In sum, evidence strongly suggests that many environmental economists—including me! —were far too pessimistic about the power of local initiatives when we interpreted the infamous “free rider problem” as a kind of “iron law” dooming climate initiatives at lower levels. Economists call reducing greenhouse gas emissions a global public good because communities which bear the cost of reducing their own emissions enjoy only a tiny fraction of the benefit from having done so. But not only is it far easier for a small group of activists to launch successful initiatives in a city than it is for activists to win approval for programs at higher levels—which requires far more political organizing and collaboration—there is good reason to believe that cities which launch local programs to reduce carbon emissions will prosper while those which fail to do so will not for two reasons:

  1. Many important local pollutants are also reduced when carbon emissions are reduced, with considerable health care and aesthetic benefits for local residents.
  2. What we might call the economic development benefits of leading, rather than lagging behind, other cities in the transformation from fossil fuels to renewable energy sources are considerable. Since the only future worth contemplating is one where we all have moved on from “fossil-fuel-istan economies” to “renew-conserve-istan economies;” initiating this transition will materially benefit residents of cities who do so first, while residents of cities which lag behind will suffer job losses in declining industries. 

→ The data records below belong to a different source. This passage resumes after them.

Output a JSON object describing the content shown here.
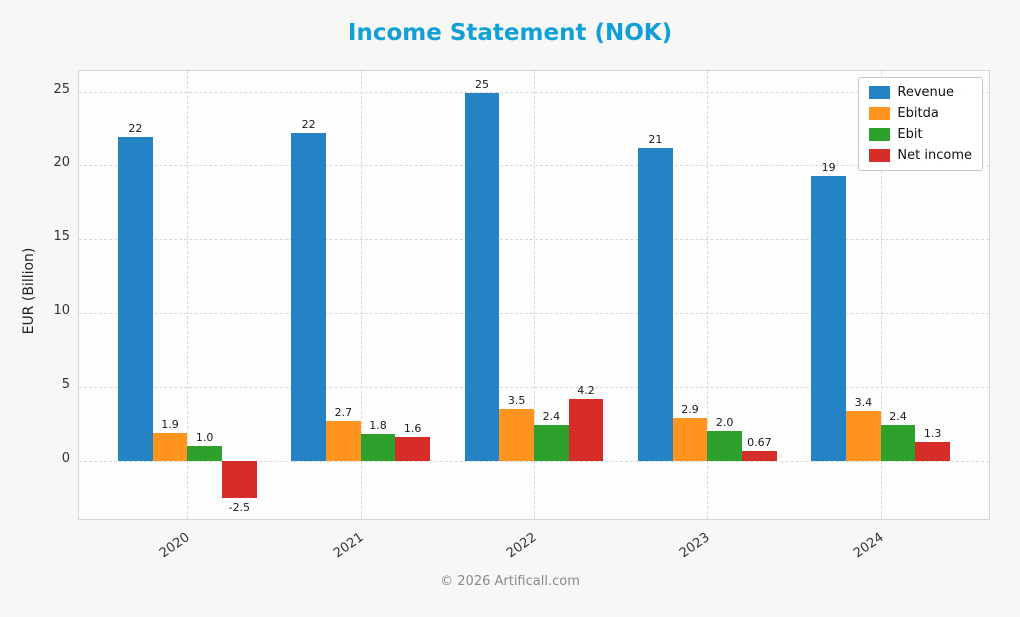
{
  "chart_data": {
    "type": "bar",
    "title": "Income Statement (NOK)",
    "ylabel": "EUR (Billion)",
    "categories": [
      "2020",
      "2021",
      "2022",
      "2023",
      "2024"
    ],
    "series": [
      {
        "name": "Revenue",
        "color": "#2483c5",
        "values": [
          21.9,
          22.2,
          24.9,
          21.2,
          19.3
        ],
        "labels": [
          "22",
          "22",
          "25",
          "21",
          "19"
        ]
      },
      {
        "name": "Ebitda",
        "color": "#ff941e",
        "values": [
          1.9,
          2.7,
          3.5,
          2.9,
          3.4
        ],
        "labels": [
          "1.9",
          "2.7",
          "3.5",
          "2.9",
          "3.4"
        ]
      },
      {
        "name": "Ebit",
        "color": "#2ea02c",
        "values": [
          1.0,
          1.8,
          2.4,
          2.0,
          2.4
        ],
        "labels": [
          "1.0",
          "1.8",
          "2.4",
          "2.0",
          "2.4"
        ]
      },
      {
        "name": "Net income",
        "color": "#d62d28",
        "values": [
          -2.5,
          1.6,
          4.2,
          0.67,
          1.3
        ],
        "labels": [
          "-2.5",
          "1.6",
          "4.2",
          "0.67",
          "1.3"
        ]
      }
    ],
    "yticks": [
      0,
      5,
      10,
      15,
      20,
      25
    ],
    "ylim": [
      -3.95,
      26.4
    ],
    "legend_position": "upper right",
    "grid": "dashed"
  },
  "colors": {
    "title": "#109fd7"
  },
  "footer": {
    "text": "© 2026 Artificall.com"
  }
}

However, I do not want to leave readers with the impression that we are doing nearly enough to prevent cataclysmic climate change before it is too late. Eleven is not 12, but we have reached the 11th hour. And unless more cities do more than they are doing now, unless more states do what only some states have begun to do, unless Democrats can win future elections and launch a robust Green New Deal at the national level, and unless we soon achieve a breakthrough in international negotiations; climate scientists have made clear that the future for our children and grandchildren will be bleak indeed.

Robin Hahnel is a professor emeritus at American University in Washington, D.C. He has also taught at the University of Maryland at College Park, Lewis and Clark College, Willamette University, and Portland State University.